For many women, letting go in bed and ignoring societal images of the "perfect body" for an adult women isn't so simple. While you may not have Tyra Banks' perfect legs or Anna Kournikova's athletic, chiseled waistline, you can be comfortable in your body and enjoy sex completely, and a lot has to do with the way you think. Delevante provided some solutions that will help you to let go and surrender yourself to pleasure.
1. Enjoy and celebrate your personal sexuality.
Whether it's your mother-in-law, ex-boyfriend or the Vogue magazine in the checkout line at Walgreens, women are constantly bombarded with images of women in size double-zero jeans and side comments such as "you're looking rather curvy lately," or "are you sure you want that second slice of cheesecake?" It can be difficult to feel good about yourself--- and even harder when you're completely naked and surrendering yourself to the judgment of someone else. But here's the thing that many women forget: you're having sex because that man loves your body, and he likes it just the way it is.
"Women should cease identifying what they don't like or wish to change about their bodies and instead stand proud in the mirror and identify things we love about our bodies," Delevante suggests. Whether it's your voluptuous chest, smooth skin or brilliant smile, figure out what you love most about yourself, and flaunt it--- in and out of bed. Believe it or not, you are a sexual goddess, and that man is lucky to be lying next to you!
2. Immerse yourself in the moment.
Now that you feel beautiful and appreciated, remember that sex is less about what you look like than what you do and the way that you make love.
"We must focus on the beautiful gift we have and tune into the amazing sensations we feel when being touched, caressed and held," Delevante explains.

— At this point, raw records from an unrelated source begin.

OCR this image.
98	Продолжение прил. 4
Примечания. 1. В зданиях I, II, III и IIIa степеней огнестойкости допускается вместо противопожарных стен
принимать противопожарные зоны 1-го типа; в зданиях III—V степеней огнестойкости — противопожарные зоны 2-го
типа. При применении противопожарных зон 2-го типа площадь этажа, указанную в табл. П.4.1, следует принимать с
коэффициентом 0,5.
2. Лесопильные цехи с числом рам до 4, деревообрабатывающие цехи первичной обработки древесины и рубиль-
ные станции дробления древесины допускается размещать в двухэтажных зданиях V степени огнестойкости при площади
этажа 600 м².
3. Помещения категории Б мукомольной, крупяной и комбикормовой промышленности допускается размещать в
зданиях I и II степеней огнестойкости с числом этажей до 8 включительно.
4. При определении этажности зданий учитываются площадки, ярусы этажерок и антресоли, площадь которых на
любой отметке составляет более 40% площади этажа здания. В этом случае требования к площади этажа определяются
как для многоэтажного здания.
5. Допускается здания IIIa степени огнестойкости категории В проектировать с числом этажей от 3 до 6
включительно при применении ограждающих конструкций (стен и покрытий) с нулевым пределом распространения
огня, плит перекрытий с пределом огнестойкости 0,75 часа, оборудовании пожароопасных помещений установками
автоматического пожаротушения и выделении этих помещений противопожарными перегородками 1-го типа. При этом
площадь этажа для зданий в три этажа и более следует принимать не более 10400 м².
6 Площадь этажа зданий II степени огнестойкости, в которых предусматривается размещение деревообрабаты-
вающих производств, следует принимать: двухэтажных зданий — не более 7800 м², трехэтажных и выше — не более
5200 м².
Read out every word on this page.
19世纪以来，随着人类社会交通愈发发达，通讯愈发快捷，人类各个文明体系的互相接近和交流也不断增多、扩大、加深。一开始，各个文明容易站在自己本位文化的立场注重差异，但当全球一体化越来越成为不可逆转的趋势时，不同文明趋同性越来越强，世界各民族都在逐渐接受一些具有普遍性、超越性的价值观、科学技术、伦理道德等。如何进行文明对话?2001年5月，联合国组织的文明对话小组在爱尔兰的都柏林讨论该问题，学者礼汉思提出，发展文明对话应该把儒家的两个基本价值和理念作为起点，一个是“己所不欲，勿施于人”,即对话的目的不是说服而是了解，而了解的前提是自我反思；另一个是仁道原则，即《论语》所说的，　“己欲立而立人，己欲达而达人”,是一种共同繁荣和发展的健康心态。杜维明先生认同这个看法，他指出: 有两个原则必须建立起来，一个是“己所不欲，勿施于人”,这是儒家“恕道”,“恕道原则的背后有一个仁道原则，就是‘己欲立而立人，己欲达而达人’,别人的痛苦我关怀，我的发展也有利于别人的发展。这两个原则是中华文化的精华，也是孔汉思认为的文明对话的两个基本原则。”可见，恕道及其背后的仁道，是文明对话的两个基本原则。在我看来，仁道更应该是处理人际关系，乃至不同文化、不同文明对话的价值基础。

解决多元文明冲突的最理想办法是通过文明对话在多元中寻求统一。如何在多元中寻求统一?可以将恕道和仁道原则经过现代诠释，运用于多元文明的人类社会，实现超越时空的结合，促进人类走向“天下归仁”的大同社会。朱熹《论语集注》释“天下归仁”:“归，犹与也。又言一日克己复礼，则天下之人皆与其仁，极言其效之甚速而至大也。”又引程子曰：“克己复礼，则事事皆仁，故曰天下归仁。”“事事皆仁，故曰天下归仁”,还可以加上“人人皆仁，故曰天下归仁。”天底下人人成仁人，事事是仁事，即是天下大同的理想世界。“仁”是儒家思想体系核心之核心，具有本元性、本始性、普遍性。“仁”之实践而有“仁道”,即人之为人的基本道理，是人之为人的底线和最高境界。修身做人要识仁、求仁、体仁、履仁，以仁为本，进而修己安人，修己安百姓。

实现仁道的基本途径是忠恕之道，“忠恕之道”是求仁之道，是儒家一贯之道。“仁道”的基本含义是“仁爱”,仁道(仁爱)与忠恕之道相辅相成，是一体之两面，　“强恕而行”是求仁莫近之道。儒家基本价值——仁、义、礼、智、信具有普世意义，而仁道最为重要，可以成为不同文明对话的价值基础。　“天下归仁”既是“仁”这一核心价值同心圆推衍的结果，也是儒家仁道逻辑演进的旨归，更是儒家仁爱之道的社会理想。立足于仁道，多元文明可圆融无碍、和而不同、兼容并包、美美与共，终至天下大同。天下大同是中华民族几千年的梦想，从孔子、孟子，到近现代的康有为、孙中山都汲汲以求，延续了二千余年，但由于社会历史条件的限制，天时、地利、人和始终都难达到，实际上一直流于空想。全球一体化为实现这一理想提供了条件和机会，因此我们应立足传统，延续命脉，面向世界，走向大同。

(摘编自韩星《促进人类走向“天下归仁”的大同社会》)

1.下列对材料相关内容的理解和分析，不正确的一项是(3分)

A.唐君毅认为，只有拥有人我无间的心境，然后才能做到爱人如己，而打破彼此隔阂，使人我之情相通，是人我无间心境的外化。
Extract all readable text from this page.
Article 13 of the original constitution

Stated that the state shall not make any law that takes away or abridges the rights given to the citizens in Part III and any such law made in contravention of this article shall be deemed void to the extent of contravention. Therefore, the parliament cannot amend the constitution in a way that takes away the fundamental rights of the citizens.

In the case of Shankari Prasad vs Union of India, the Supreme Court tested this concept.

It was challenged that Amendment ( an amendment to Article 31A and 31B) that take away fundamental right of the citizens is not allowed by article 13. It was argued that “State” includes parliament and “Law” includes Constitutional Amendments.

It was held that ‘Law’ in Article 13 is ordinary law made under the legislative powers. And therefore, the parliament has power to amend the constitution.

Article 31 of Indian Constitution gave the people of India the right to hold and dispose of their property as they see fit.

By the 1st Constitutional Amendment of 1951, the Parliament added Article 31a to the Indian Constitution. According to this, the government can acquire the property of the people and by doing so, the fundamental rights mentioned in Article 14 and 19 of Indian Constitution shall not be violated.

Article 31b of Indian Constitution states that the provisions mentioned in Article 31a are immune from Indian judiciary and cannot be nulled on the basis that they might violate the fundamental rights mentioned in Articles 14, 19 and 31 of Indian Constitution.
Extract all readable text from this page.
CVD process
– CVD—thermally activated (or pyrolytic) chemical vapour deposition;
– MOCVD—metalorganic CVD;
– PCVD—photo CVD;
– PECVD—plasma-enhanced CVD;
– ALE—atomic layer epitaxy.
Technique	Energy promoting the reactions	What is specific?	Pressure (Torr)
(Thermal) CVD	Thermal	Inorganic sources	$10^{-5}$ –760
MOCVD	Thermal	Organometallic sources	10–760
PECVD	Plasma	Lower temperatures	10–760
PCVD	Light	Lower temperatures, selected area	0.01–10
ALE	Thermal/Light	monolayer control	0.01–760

Enjoy the way that he strokes your hair, massages your body and hold you tight: close your eyes and just think about the way that it feels.
"Letting go of expectations, moving your body freely, and letting breathing flow naturally while having sex can improve the amount of pleasure during lovemaking," says Delavante. "Allowing your partner to explore your body and get lost in the moment can assist in countering those intrusive, negative thoughts." Delevante's suggestion? Explore your body, get to know it, become acquainted with it and love it!
3. When it comes to weight, your own happiness is key.
Without positive self-image, weight loss doesn't do all that much. It is important to be healthy, and eating right and exercising regularly serves your body in plenty of ways. But don't make achieving the perfect, "sexual" body your goal.
"I have treated several women that have lost weight or had gastric bypass surgery in hopes that they'd feel better about their bodies," said Delevante. "Unfortunately, they were displeased with the results as they maintained their poor body image and continued to suffer from low self-esteem."
The bottom line? Being healthy is, obviously, very important. But when it comes to sexual satisfaction, pleasure relies more on your mind and the way you choose to view yourself and the act of sex. And if you aren't happy with your body during sex, ask your partner how it makes him feel during sex: chances are, you are more than perfect just the way you are.